Na Segunda Guerra Mundial, a bestialidade de Hitler foi vencida com uma ampla unidade que ia de um imperialista conservador como Winston Churchill até os trotskistas. Foi necessário estar na mesma trincheira que muita gente ruim para combater um inimigo que colocava em risco a existência da própria raça humana. Imagina ter que estar do mesmo lado em uma guerra que Churchill, o governo dos Estados Unidos e o ditador Stalin? Pois é. Foi o que a necessidade histórica obrigou os revolucionários a fazer.

Hoje vivemos em uma situação parecida no Brasil. Bolsonaro é um fascista. Isso não é uma mera palavra de ordem. E sendo um fascista, ele é um risco imediato e de curto prazo para nossas vidas. Qualquer inciativa que combata esse inimigo, que ainda é poderoso, deve ser vista como uma vitória nossa.

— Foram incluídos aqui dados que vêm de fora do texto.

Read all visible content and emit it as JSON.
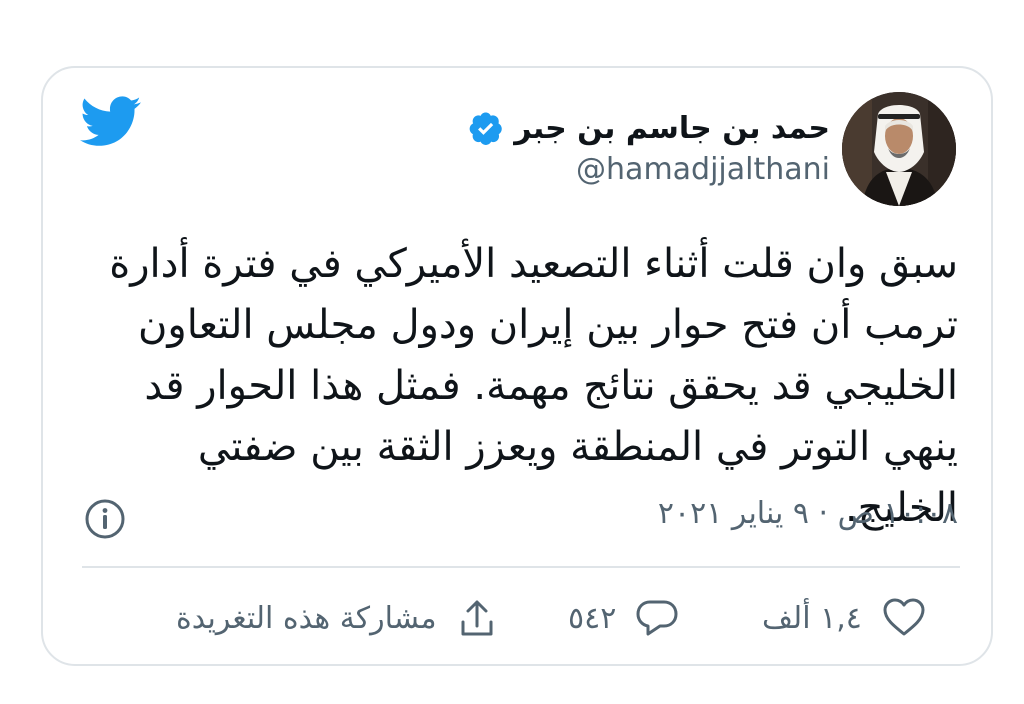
{
  "tweet": {
    "display_name": "حمد بن جاسم بن جبر",
    "handle": "@hamadjjalthani",
    "text": "سبق وان قلت أثناء التصعيد الأميركي في فترة أدارة ترمب أن فتح حوار بين إيران ودول مجلس التعاون الخليجي قد يحقق نتائج مهمة. فمثل هذا الحوار قد ينهي التوتر في المنطقة ويعزز الثقة بين ضفتي الخليج.",
    "timestamp": "١٠:٠٨ ص · ٩ يناير ٢٠٢١"
  },
  "actions": {
    "likes": "١,٤ ألف",
    "replies": "٥٤٢",
    "share_label": "مشاركة هذه التغريدة"
  },
  "icons": {
    "logo": "twitter-bird-icon",
    "verified": "verified-badge-icon",
    "info": "info-icon",
    "like": "heart-icon",
    "reply": "speech-bubble-icon",
    "share": "share-arrow-icon"
  },
  "colors": {
    "twitter_blue": "#1d9bf0",
    "text_primary": "#0f1419",
    "text_secondary": "#536471",
    "border": "#dfe4e8"
  }
}
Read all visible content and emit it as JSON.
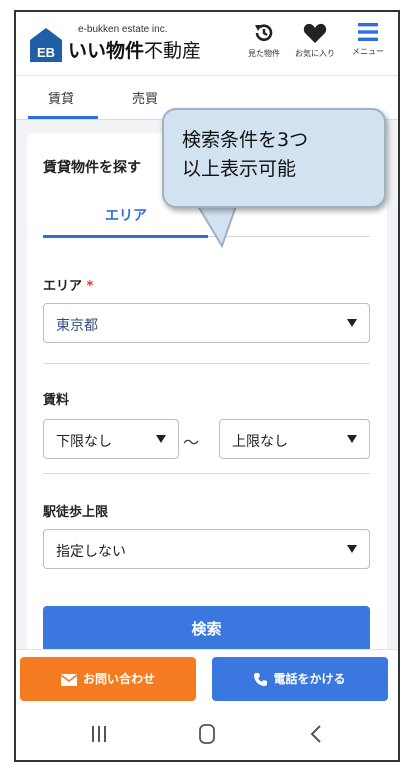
{
  "header": {
    "brand_sub": "e-bukken estate inc.",
    "brand_main_bold": "いい物件",
    "brand_main_rest": "不動産",
    "logo_text": "EB",
    "icons": [
      {
        "name": "history-icon",
        "label": "見た物件"
      },
      {
        "name": "heart-icon",
        "label": "お気に入り"
      },
      {
        "name": "menu-icon",
        "label": "メニュー"
      }
    ],
    "accent_color": "#2f6fdd"
  },
  "tabs": [
    {
      "label": "賃貸",
      "active": true
    },
    {
      "label": "売買",
      "active": false
    }
  ],
  "search_card": {
    "title": "賃貸物件を探す",
    "subtab_active": "エリア",
    "area": {
      "label": "エリア",
      "required_mark": "*",
      "value": "東京都"
    },
    "rent": {
      "label": "賃料",
      "min_value": "下限なし",
      "separator": "〜",
      "max_value": "上限なし"
    },
    "walk": {
      "label": "駅徒歩上限",
      "value": "指定しない"
    },
    "search_button": "検索"
  },
  "tooltip": {
    "line1": "検索条件を3つ",
    "line2": "以上表示可能"
  },
  "bottom_bar": {
    "contact_label": "お問い合わせ",
    "call_label": "電話をかける",
    "contact_color": "#f47b20",
    "call_color": "#3a78e0"
  },
  "nav": {
    "icons": [
      "recent-apps-icon",
      "home-icon",
      "back-icon"
    ]
  }
}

A convocação dos atos do dia 12 de setembro tem um lado positivo. Um setor que até então estava em cima do muro passou a ser contra o fascismo. O lado negativo é que esta ala antibolsonarista da direita quer apagar a participação da esquerda e cooptar para sua agenda todo o sentimento de indignação com Bolsonaro. É uma unidade e ao mesmo tempo um enfrentamento. A esquerda tem responder pela positiva e continuar se mobilizando. Que eles tragam gente para as ruas. Vamos lutar para trazer mais gente ainda.

Agora somos amigos do MBL? Não. Confiamos no Partido Novo? Não. Nós temos consciência de que, depois da derrota do genocida, o “Vem pra Rua” e outros grupos de direita vão se voltar contra os trabalhadores? Sim. Dentro deste momento histórico peculiar, podemos ter uma unidade de ação temporária com quem luta contra um inimigo em comum? É possível. Essa unidade acontece junto com a disputa pelo protagonismo da luta contra o fascismo? Não há dúvidas. A vitória contra o fascismo é do interesse da classe trabalhadora? Com certeza.